在虚拟机中部署NVIDIA 470.82.01 GPU驱动时报错
[root@cloud-master ~]# ./NVIDIA-Linux-x86_64-470.82.01.run --kernel-source-path=/usr/src/kernels/$(uname -r) -k $(uname -r) -s
Verifying archive integrity... OK
Uncompressing NVIDIA Accelerated Graphics Driver for Linux-x86_64 470.82.01..........................................................................................................................................................................................................................................................................................................................................................................................................................................................................................................................................................................................................
WARNING: You do not appear to have an NVIDIA GPU supported by the 470.82.01 NVIDIA Linux graphics driver installed in this system.
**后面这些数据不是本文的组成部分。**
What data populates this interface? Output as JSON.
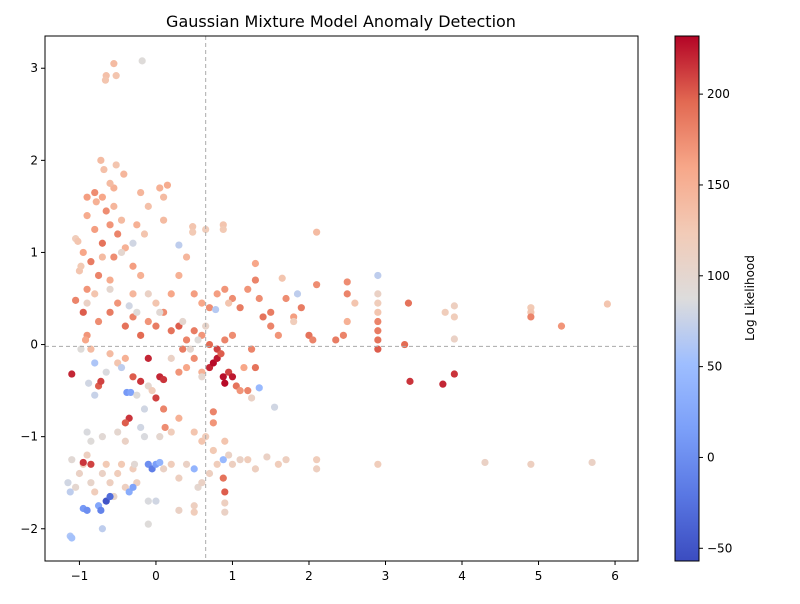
{
  "chart_data": {
    "type": "scatter",
    "title": "Gaussian Mixture Model Anomaly Detection",
    "xlabel": "",
    "ylabel": "",
    "xlim": [
      -1.45,
      6.3
    ],
    "ylim": [
      -2.35,
      3.35
    ],
    "xticks": [
      -1,
      0,
      1,
      2,
      3,
      4,
      5,
      6
    ],
    "yticks": [
      -2,
      -1,
      0,
      1,
      2,
      3
    ],
    "grid": false,
    "reference_lines": {
      "vertical_x": 0.65,
      "horizontal_y": -0.02
    },
    "colorbar": {
      "label": "Log Likelihood",
      "colormap": "coolwarm",
      "range": [
        -57,
        232
      ],
      "ticks": [
        -50,
        0,
        50,
        100,
        150,
        200
      ]
    },
    "points": [
      [
        -0.78,
        1.55,
        150
      ],
      [
        -0.7,
        1.6,
        160
      ],
      [
        -0.65,
        1.45,
        175
      ],
      [
        -0.55,
        1.5,
        145
      ],
      [
        -0.6,
        1.3,
        170
      ],
      [
        -0.8,
        1.25,
        165
      ],
      [
        -0.9,
        1.4,
        155
      ],
      [
        -0.5,
        1.2,
        180
      ],
      [
        -0.45,
        1.35,
        140
      ],
      [
        -0.7,
        1.1,
        190
      ],
      [
        -0.85,
        0.9,
        185
      ],
      [
        -0.95,
        1.0,
        160
      ],
      [
        -0.55,
        0.95,
        175
      ],
      [
        -0.4,
        1.05,
        150
      ],
      [
        -0.3,
        0.85,
        165
      ],
      [
        -0.75,
        0.75,
        180
      ],
      [
        -0.6,
        0.7,
        155
      ],
      [
        -0.9,
        0.6,
        170
      ],
      [
        -1.0,
        0.8,
        130
      ],
      [
        -1.05,
        1.15,
        120
      ],
      [
        -0.72,
        2.0,
        140
      ],
      [
        -0.68,
        1.9,
        135
      ],
      [
        -0.52,
        1.95,
        130
      ],
      [
        -0.42,
        1.85,
        145
      ],
      [
        -0.55,
        1.7,
        150
      ],
      [
        -0.6,
        1.75,
        140
      ],
      [
        -0.8,
        1.65,
        175
      ],
      [
        -0.9,
        1.6,
        165
      ],
      [
        -0.65,
        2.92,
        135
      ],
      [
        -0.66,
        2.87,
        130
      ],
      [
        -0.55,
        3.05,
        140
      ],
      [
        -0.52,
        2.92,
        130
      ],
      [
        -0.18,
        3.08,
        90
      ],
      [
        -0.2,
        1.65,
        145
      ],
      [
        0.05,
        1.7,
        150
      ],
      [
        0.15,
        1.73,
        155
      ],
      [
        0.1,
        1.6,
        140
      ],
      [
        -0.1,
        1.5,
        135
      ],
      [
        -0.15,
        1.2,
        130
      ],
      [
        -0.25,
        1.3,
        150
      ],
      [
        0.1,
        1.35,
        140
      ],
      [
        0.3,
        1.08,
        70
      ],
      [
        0.48,
        1.28,
        130
      ],
      [
        0.48,
        1.22,
        125
      ],
      [
        0.65,
        1.25,
        120
      ],
      [
        0.88,
        1.3,
        130
      ],
      [
        0.88,
        1.25,
        125
      ],
      [
        -1.02,
        1.12,
        130
      ],
      [
        -0.98,
        0.85,
        125
      ],
      [
        -1.05,
        0.48,
        180
      ],
      [
        -0.95,
        0.35,
        200
      ],
      [
        -0.9,
        0.1,
        170
      ],
      [
        -0.92,
        0.05,
        160
      ],
      [
        -0.85,
        -0.05,
        140
      ],
      [
        -1.1,
        -0.32,
        220
      ],
      [
        -0.98,
        -0.05,
        90
      ],
      [
        -0.88,
        -0.42,
        80
      ],
      [
        -0.8,
        -0.2,
        60
      ],
      [
        -0.75,
        -0.45,
        200
      ],
      [
        -0.72,
        -0.4,
        210
      ],
      [
        -0.75,
        0.25,
        175
      ],
      [
        -0.6,
        0.35,
        185
      ],
      [
        -0.5,
        0.45,
        170
      ],
      [
        -0.4,
        0.2,
        190
      ],
      [
        -0.3,
        0.3,
        180
      ],
      [
        -0.2,
        0.1,
        195
      ],
      [
        -0.1,
        0.25,
        170
      ],
      [
        0.0,
        0.2,
        185
      ],
      [
        0.1,
        0.35,
        175
      ],
      [
        0.2,
        0.15,
        190
      ],
      [
        0.3,
        0.2,
        200
      ],
      [
        0.4,
        0.05,
        180
      ],
      [
        0.5,
        0.15,
        185
      ],
      [
        0.6,
        0.1,
        170
      ],
      [
        0.7,
        0.0,
        195
      ],
      [
        0.8,
        -0.05,
        210
      ],
      [
        0.9,
        0.05,
        180
      ],
      [
        1.0,
        0.1,
        175
      ],
      [
        -0.6,
        -0.1,
        140
      ],
      [
        -0.5,
        -0.2,
        130
      ],
      [
        -0.4,
        -0.15,
        150
      ],
      [
        -0.3,
        -0.35,
        200
      ],
      [
        -0.35,
        -0.8,
        215
      ],
      [
        -0.4,
        -0.85,
        200
      ],
      [
        -0.38,
        -0.52,
        10
      ],
      [
        -0.33,
        -0.52,
        20
      ],
      [
        -0.2,
        -0.4,
        215
      ],
      [
        -0.1,
        -0.15,
        220
      ],
      [
        -0.1,
        -0.45,
        100
      ],
      [
        0.0,
        -0.58,
        210
      ],
      [
        0.05,
        -0.35,
        220
      ],
      [
        0.1,
        -0.38,
        215
      ],
      [
        0.1,
        -0.7,
        180
      ],
      [
        0.12,
        -0.9,
        175
      ],
      [
        0.3,
        -0.3,
        170
      ],
      [
        0.35,
        -0.05,
        185
      ],
      [
        0.4,
        -0.25,
        160
      ],
      [
        0.5,
        -0.15,
        175
      ],
      [
        0.6,
        -0.3,
        150
      ],
      [
        0.7,
        -0.25,
        220
      ],
      [
        0.75,
        -0.2,
        230
      ],
      [
        0.8,
        -0.15,
        225
      ],
      [
        0.85,
        -0.1,
        200
      ],
      [
        0.88,
        -0.35,
        228
      ],
      [
        0.9,
        -0.42,
        230
      ],
      [
        0.95,
        -0.3,
        210
      ],
      [
        1.0,
        -0.35,
        225
      ],
      [
        1.05,
        -0.45,
        190
      ],
      [
        1.1,
        -0.5,
        170
      ],
      [
        1.2,
        -0.5,
        180
      ],
      [
        0.75,
        -0.73,
        180
      ],
      [
        0.75,
        -0.85,
        170
      ],
      [
        0.6,
        -1.05,
        130
      ],
      [
        1.0,
        0.5,
        175
      ],
      [
        1.1,
        0.4,
        185
      ],
      [
        1.2,
        0.6,
        170
      ],
      [
        1.3,
        0.7,
        180
      ],
      [
        1.35,
        0.5,
        175
      ],
      [
        1.4,
        0.3,
        190
      ],
      [
        1.5,
        0.35,
        185
      ],
      [
        1.6,
        0.1,
        170
      ],
      [
        1.7,
        0.5,
        175
      ],
      [
        1.8,
        0.3,
        165
      ],
      [
        1.9,
        0.4,
        185
      ],
      [
        2.0,
        0.1,
        190
      ],
      [
        2.05,
        0.05,
        180
      ],
      [
        2.1,
        0.65,
        175
      ],
      [
        2.1,
        1.22,
        140
      ],
      [
        1.25,
        -0.05,
        180
      ],
      [
        1.3,
        -0.25,
        190
      ],
      [
        1.35,
        -0.47,
        45
      ],
      [
        1.55,
        -0.68,
        80
      ],
      [
        1.15,
        -0.25,
        160
      ],
      [
        1.3,
        0.88,
        160
      ],
      [
        1.5,
        0.2,
        180
      ],
      [
        1.65,
        0.72,
        130
      ],
      [
        1.85,
        0.55,
        70
      ],
      [
        1.8,
        0.25,
        120
      ],
      [
        2.35,
        0.05,
        185
      ],
      [
        2.45,
        0.1,
        180
      ],
      [
        2.5,
        0.25,
        150
      ],
      [
        2.5,
        0.68,
        175
      ],
      [
        2.5,
        0.55,
        180
      ],
      [
        2.6,
        0.45,
        130
      ],
      [
        2.9,
        0.75,
        70
      ],
      [
        2.9,
        0.55,
        110
      ],
      [
        2.9,
        0.45,
        120
      ],
      [
        2.9,
        0.35,
        130
      ],
      [
        2.9,
        0.25,
        180
      ],
      [
        2.9,
        0.15,
        185
      ],
      [
        2.9,
        0.05,
        190
      ],
      [
        2.9,
        -0.05,
        200
      ],
      [
        3.25,
        0.0,
        195
      ],
      [
        3.3,
        0.45,
        190
      ],
      [
        3.32,
        -0.4,
        215
      ],
      [
        3.75,
        -0.43,
        220
      ],
      [
        3.78,
        0.35,
        120
      ],
      [
        3.9,
        0.42,
        115
      ],
      [
        3.9,
        0.3,
        120
      ],
      [
        3.9,
        0.06,
        110
      ],
      [
        3.9,
        -0.32,
        215
      ],
      [
        4.9,
        0.4,
        125
      ],
      [
        4.9,
        0.35,
        130
      ],
      [
        4.9,
        0.3,
        180
      ],
      [
        5.3,
        0.2,
        170
      ],
      [
        5.9,
        0.44,
        130
      ],
      [
        -1.15,
        -1.5,
        80
      ],
      [
        -1.12,
        -1.6,
        70
      ],
      [
        -1.1,
        -1.25,
        95
      ],
      [
        -1.05,
        -1.55,
        100
      ],
      [
        -1.0,
        -1.4,
        110
      ],
      [
        -0.95,
        -1.3,
        120
      ],
      [
        -0.9,
        -1.2,
        115
      ],
      [
        -0.85,
        -1.5,
        105
      ],
      [
        -0.8,
        -1.6,
        120
      ],
      [
        -0.75,
        -1.75,
        25
      ],
      [
        -0.7,
        -1.4,
        110
      ],
      [
        -0.65,
        -1.3,
        125
      ],
      [
        -0.6,
        -1.5,
        115
      ],
      [
        -0.55,
        -1.65,
        105
      ],
      [
        -0.5,
        -1.4,
        120
      ],
      [
        -0.45,
        -1.3,
        125
      ],
      [
        -0.4,
        -1.55,
        115
      ],
      [
        -0.35,
        -1.6,
        30
      ],
      [
        -0.3,
        -1.35,
        120
      ],
      [
        -0.25,
        -1.5,
        115
      ],
      [
        -1.12,
        -2.08,
        60
      ],
      [
        -1.1,
        -2.1,
        55
      ],
      [
        -0.7,
        -2.0,
        70
      ],
      [
        -0.1,
        -1.95,
        90
      ],
      [
        -0.95,
        -1.78,
        10
      ],
      [
        -0.9,
        -1.8,
        0
      ],
      [
        -0.65,
        -1.7,
        -50
      ],
      [
        -0.6,
        -1.65,
        -30
      ],
      [
        -0.85,
        -1.3,
        210
      ],
      [
        -0.95,
        -1.28,
        215
      ],
      [
        -0.72,
        -1.8,
        -10
      ],
      [
        -0.28,
        -1.3,
        95
      ],
      [
        -0.3,
        -1.55,
        20
      ],
      [
        -0.1,
        -1.3,
        0
      ],
      [
        -0.05,
        -1.35,
        -15
      ],
      [
        0.0,
        -1.3,
        15
      ],
      [
        0.05,
        -1.28,
        40
      ],
      [
        0.1,
        -1.35,
        110
      ],
      [
        0.2,
        -1.3,
        120
      ],
      [
        0.3,
        -1.45,
        115
      ],
      [
        0.4,
        -1.3,
        110
      ],
      [
        0.5,
        -1.35,
        40
      ],
      [
        0.55,
        -1.55,
        100
      ],
      [
        0.6,
        -1.5,
        110
      ],
      [
        0.7,
        -1.4,
        115
      ],
      [
        0.8,
        -1.3,
        120
      ],
      [
        0.88,
        -1.45,
        190
      ],
      [
        0.9,
        -1.6,
        200
      ],
      [
        0.88,
        -1.25,
        45
      ],
      [
        0.95,
        -1.2,
        110
      ],
      [
        1.0,
        -1.3,
        115
      ],
      [
        1.1,
        -1.25,
        110
      ],
      [
        0.3,
        -0.8,
        150
      ],
      [
        0.2,
        -0.95,
        120
      ],
      [
        0.5,
        -0.95,
        130
      ],
      [
        0.65,
        -1.0,
        120
      ],
      [
        0.75,
        -1.15,
        125
      ],
      [
        0.9,
        -1.05,
        130
      ],
      [
        0.3,
        -1.8,
        110
      ],
      [
        0.5,
        -1.75,
        115
      ],
      [
        0.5,
        -1.82,
        120
      ],
      [
        0.9,
        -1.72,
        115
      ],
      [
        0.9,
        -1.82,
        110
      ],
      [
        0.0,
        -1.7,
        80
      ],
      [
        -0.1,
        -1.7,
        85
      ],
      [
        1.2,
        -1.25,
        120
      ],
      [
        1.3,
        -1.35,
        115
      ],
      [
        1.45,
        -1.22,
        110
      ],
      [
        1.6,
        -1.3,
        120
      ],
      [
        1.7,
        -1.25,
        115
      ],
      [
        2.1,
        -1.25,
        120
      ],
      [
        2.1,
        -1.35,
        115
      ],
      [
        2.9,
        -1.3,
        120
      ],
      [
        4.3,
        -1.28,
        110
      ],
      [
        4.9,
        -1.3,
        115
      ],
      [
        5.7,
        -1.28,
        110
      ],
      [
        -0.9,
        0.45,
        110
      ],
      [
        -0.8,
        0.55,
        130
      ],
      [
        -0.7,
        0.95,
        140
      ],
      [
        -0.3,
        0.55,
        145
      ],
      [
        -0.2,
        0.75,
        150
      ],
      [
        0.0,
        0.45,
        130
      ],
      [
        0.2,
        0.55,
        160
      ],
      [
        0.3,
        0.75,
        150
      ],
      [
        0.4,
        0.95,
        145
      ],
      [
        0.5,
        0.55,
        165
      ],
      [
        0.6,
        0.45,
        160
      ],
      [
        0.7,
        0.4,
        175
      ],
      [
        0.8,
        0.55,
        165
      ],
      [
        0.9,
        0.6,
        170
      ],
      [
        0.95,
        0.45,
        130
      ],
      [
        -0.3,
        1.1,
        80
      ],
      [
        -0.45,
        1.0,
        100
      ],
      [
        -0.6,
        0.6,
        100
      ],
      [
        -0.35,
        0.42,
        80
      ],
      [
        -0.25,
        0.35,
        90
      ],
      [
        -0.1,
        0.55,
        110
      ],
      [
        0.05,
        0.35,
        95
      ],
      [
        0.35,
        0.25,
        100
      ],
      [
        0.55,
        0.05,
        90
      ],
      [
        0.65,
        0.2,
        105
      ],
      [
        0.45,
        -0.05,
        100
      ],
      [
        0.78,
        0.38,
        65
      ],
      [
        -0.8,
        -0.55,
        75
      ],
      [
        -0.65,
        -0.3,
        85
      ],
      [
        -0.45,
        -0.25,
        70
      ],
      [
        -0.25,
        -0.55,
        90
      ],
      [
        -0.15,
        -0.7,
        80
      ],
      [
        -0.05,
        -0.5,
        120
      ],
      [
        0.2,
        -0.15,
        110
      ],
      [
        0.6,
        -0.35,
        100
      ],
      [
        1.25,
        -0.58,
        110
      ],
      [
        -0.9,
        -0.95,
        85
      ],
      [
        -0.85,
        -1.05,
        90
      ],
      [
        -0.7,
        -1.0,
        95
      ],
      [
        -0.5,
        -0.95,
        100
      ],
      [
        -0.4,
        -1.05,
        110
      ],
      [
        -0.2,
        -0.9,
        80
      ],
      [
        -0.15,
        -1.0,
        85
      ],
      [
        0.05,
        -1.0,
        100
      ]
    ]
  }
}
For further details, please see the appendix SUPPORTED NVIDIA GRAPHICS CHIPS in the README available on the Linux driver download page at
www.nvidia.com.
ERROR: Unable to load the 'nvidia-drm' kernel module.
ERROR: Installation has failed. Please see the file '/var/log/nvidia-installer.log' for details. You may find suggestions on fixing installation problems in the README available on the Linux driver download page at www.nvidia.com.
问题解决思路
官方驱动介绍:https://docs.nvidia.com/datacenter/tesla/tesla-release-notes-470-82-01/index.html
虚拟机未开启直通
虚拟机未开启直通,通过以下命令可以查看到内容
[root@cloud-master ~]# cpuid |grep hypervisor_id
Disclaimer: cpuid may not support decoding of all cpuid registers.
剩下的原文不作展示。